As well as the obvious publicity and TV exposure, this rapid development process was the main reason Energica signed the three-year deal to secure being the sole supplier to the MotoE championship.
"We have 18 of the world’s best riders giving us feedback and we are using this to develop the next generation of Energica road bikes," said Testoni. "We have already developed new electronic system that exploits the bike’s power better by improving throttle response, torque and mapping.
"We even have a new engine braking button, which racers can use to instantly add extra engine braking to help them slide the bike into bends.” And the technology developed in MotoE could find its way onto our roads as early as next year, according to Testoni.
"The MotoE bike can already exceed 167mph, weighs less than 260kg and its battery has almost double the capacity of the current production bike with just over 20kWh," he said, "And every year the lap times have to reduce to show MotoGP fans we are advancing.
"This technology will come back to the Ego road bike and in 2020 we will unveil a completely new platform of electric sportsbike based on the MotoE bike’s technology. We are aiming for a range of 125-miles irrespective of use with similar torque levels to the current bike.
"Recharge time is not an issue, we can already recharge in 25 minutes with the correct infrastructure due to our fast charge technology. But the ultimate goal is not to beat or replace a petrol-powered sportsbike such as a Ducati Panigale, it is to offer an alternative with equivalent performance. Some riders will always want petrol, but a new generation will want electric."
Energica selected in 2017
Italian electric bike manufacturer Energica was selected back in 2017 as the one-make factory supplier for MotoGP’s electric support class.

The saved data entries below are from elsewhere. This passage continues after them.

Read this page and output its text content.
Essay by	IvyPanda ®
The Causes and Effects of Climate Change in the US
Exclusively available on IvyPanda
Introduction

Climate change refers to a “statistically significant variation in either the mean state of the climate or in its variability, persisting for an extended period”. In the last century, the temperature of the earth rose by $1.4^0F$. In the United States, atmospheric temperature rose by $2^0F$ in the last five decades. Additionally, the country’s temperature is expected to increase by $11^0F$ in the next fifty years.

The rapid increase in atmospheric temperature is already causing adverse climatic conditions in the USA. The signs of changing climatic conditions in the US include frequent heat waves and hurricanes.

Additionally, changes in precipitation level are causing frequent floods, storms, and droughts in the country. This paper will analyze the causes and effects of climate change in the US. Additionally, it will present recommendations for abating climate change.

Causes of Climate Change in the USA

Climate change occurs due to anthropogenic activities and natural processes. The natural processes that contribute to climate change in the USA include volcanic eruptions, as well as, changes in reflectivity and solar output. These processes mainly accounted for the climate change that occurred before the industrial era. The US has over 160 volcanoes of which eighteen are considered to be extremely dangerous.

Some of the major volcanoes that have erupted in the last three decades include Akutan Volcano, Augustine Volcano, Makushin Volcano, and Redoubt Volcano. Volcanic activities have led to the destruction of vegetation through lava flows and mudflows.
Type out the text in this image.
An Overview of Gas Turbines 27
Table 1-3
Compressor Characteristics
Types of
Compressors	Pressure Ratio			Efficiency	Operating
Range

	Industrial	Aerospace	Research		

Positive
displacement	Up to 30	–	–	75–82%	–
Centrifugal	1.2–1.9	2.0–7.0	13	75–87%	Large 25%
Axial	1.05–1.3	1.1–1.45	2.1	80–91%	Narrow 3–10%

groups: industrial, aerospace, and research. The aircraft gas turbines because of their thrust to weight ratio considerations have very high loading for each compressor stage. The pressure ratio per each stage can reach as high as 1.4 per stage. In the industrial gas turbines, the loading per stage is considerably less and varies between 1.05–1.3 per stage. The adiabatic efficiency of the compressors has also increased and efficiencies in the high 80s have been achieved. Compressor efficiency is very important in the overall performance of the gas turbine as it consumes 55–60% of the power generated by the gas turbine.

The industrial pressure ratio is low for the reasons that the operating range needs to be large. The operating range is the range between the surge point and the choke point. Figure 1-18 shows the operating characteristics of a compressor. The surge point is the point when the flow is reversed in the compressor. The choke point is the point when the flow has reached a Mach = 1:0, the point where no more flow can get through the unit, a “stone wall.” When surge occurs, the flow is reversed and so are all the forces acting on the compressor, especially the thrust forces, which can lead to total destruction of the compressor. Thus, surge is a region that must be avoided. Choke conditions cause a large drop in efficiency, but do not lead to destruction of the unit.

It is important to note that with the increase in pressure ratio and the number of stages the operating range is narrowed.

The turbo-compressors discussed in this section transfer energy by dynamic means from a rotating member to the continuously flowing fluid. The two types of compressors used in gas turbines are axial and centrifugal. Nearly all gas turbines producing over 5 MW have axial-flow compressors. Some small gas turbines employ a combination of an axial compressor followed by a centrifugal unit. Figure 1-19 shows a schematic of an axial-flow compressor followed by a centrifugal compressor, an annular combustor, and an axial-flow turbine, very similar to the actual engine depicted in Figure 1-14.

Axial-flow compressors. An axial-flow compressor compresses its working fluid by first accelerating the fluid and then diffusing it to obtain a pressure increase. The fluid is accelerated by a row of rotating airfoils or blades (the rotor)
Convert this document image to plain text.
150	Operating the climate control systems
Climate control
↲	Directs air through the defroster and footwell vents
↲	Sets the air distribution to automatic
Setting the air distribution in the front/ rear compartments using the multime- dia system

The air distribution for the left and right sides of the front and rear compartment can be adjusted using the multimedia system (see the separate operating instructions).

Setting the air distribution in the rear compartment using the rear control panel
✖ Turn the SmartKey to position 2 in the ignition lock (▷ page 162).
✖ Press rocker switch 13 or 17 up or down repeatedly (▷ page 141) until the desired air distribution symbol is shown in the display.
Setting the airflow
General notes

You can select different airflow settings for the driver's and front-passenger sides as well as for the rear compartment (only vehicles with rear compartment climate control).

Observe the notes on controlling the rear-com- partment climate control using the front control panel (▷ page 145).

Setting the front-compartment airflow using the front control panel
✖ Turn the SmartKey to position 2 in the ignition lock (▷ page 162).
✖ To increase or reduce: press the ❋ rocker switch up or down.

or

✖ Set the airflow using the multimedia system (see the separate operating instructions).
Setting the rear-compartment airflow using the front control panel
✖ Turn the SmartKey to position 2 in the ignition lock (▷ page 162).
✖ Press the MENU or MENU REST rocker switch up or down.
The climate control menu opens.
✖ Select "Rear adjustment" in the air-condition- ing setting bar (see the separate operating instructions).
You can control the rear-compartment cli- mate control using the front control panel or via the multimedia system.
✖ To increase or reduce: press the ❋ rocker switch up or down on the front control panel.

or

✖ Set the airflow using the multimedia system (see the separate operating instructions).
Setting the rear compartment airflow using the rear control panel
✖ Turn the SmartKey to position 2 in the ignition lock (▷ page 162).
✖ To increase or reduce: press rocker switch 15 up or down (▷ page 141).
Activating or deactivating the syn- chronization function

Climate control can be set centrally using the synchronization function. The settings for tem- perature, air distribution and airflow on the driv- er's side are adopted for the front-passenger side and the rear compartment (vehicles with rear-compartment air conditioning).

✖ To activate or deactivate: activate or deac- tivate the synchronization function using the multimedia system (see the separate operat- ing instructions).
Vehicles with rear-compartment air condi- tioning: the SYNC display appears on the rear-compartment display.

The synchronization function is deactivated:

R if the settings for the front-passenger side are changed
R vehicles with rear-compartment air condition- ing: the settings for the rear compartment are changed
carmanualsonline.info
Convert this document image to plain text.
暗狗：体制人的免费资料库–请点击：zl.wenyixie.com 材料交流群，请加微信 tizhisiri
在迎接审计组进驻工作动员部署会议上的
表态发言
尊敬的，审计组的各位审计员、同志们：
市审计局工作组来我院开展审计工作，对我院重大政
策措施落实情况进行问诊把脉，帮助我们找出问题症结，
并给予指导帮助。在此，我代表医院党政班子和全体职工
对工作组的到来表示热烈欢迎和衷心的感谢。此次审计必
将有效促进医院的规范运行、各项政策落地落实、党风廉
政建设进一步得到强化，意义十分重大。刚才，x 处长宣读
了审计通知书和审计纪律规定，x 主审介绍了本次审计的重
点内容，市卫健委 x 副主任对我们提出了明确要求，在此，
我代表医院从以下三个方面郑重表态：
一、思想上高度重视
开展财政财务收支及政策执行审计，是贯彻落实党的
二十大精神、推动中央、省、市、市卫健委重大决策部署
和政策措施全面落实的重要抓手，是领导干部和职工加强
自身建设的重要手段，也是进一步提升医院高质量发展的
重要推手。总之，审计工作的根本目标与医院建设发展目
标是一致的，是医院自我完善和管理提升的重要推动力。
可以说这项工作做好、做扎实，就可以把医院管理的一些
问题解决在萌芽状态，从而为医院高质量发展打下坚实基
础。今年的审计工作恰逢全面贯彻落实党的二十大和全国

The series, headed by former Michelin MotoGP boss Nicholas Goubert, runs tuned versions of the firm’s Ego road bike, which produces 145bhp and is capable of 150mph, with a road range of around 80-100 miles.
Here’s what Energica CEO Livia Cevolini said at the time:
"We are proud to have been chosen by Dorna and we are already committed to this project. The passion for engines is what brought us here, to build new dream vehicles right in the beating heart of the Italian Motor Valley, Modena, Italy.
"We took the electric field to another level: each Energica undergoes quality control and performance tests, and our R&D department is always focused on new technologies and their practical application.
"Our history comes from racing, our passion for this sector has never faded. MotoE is an excellent project. After all, it is what we hoped since our racing years, now it can be managed professionally thanks to Dorna and its unique and long-lasting experience."
However, the bike already had some racing experience in the hands of MCN’s former road tester Adam Child, who competed at the 2017 and 2018 Isle of Man TT on one in the TT Zero class.